Lavorare con i giovani è lavorare con i contesti.
Iniziamo con il chiederci che cosa significa essere giovani?
Chi leggerà casualmente queste considerazioni si collocherà al di qua o al di la della barriera che definisce il giovane e l'adulto.
Cominciamo dunque da questa barriera, comunemente si pensa che il giovane stia diventando adulto, e che l'adulto sia già "diventato" cioè abbia completato la crescita.
Questo processo e' chiaro per gli animali: pulcino, pollo, gallo o gallina.
L'animale è diventato quello che era in potenza nell'uovo.
Ma per l'essere umano la situazione è più complessa perché sotto certi aspetti la crescita non finisce mai.

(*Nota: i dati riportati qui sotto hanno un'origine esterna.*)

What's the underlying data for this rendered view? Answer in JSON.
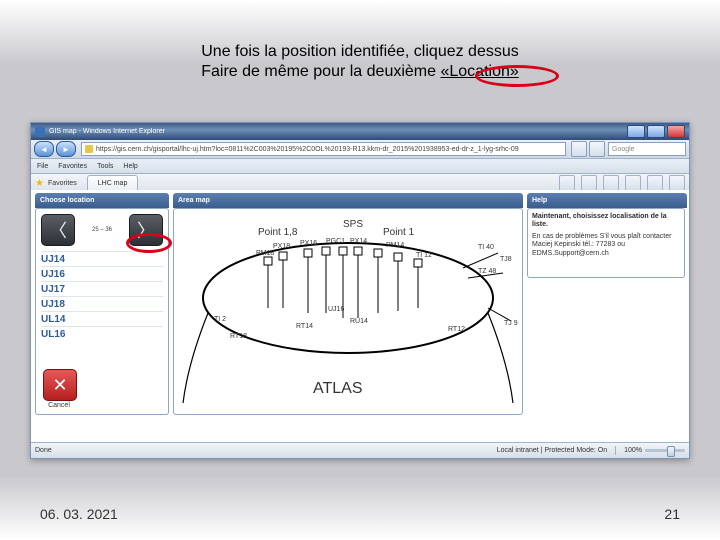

L'essere umano è incompiuto, ed io me lo figuro sempre di più nei prigioni, scolpiti da Michelangelo, quelle statue incompiute, corpi che escono dalla materia, forme che appaiono e che scompaiono, movimenti continui come le forme nella continuità dello spazio che Boccioni ha tentato di cogliere nel bronzo.
Dunque, non posso collocarmi dal punto di vista dell'adulto perché l'adultità non è che una forma della ideologia dominante, come sosteneva Georges Lapassade [1], poi mi ricordo che in un certo periodo girava fra il movimento una affermazione: "non ascoltate quelli che hanno più di trenta anni".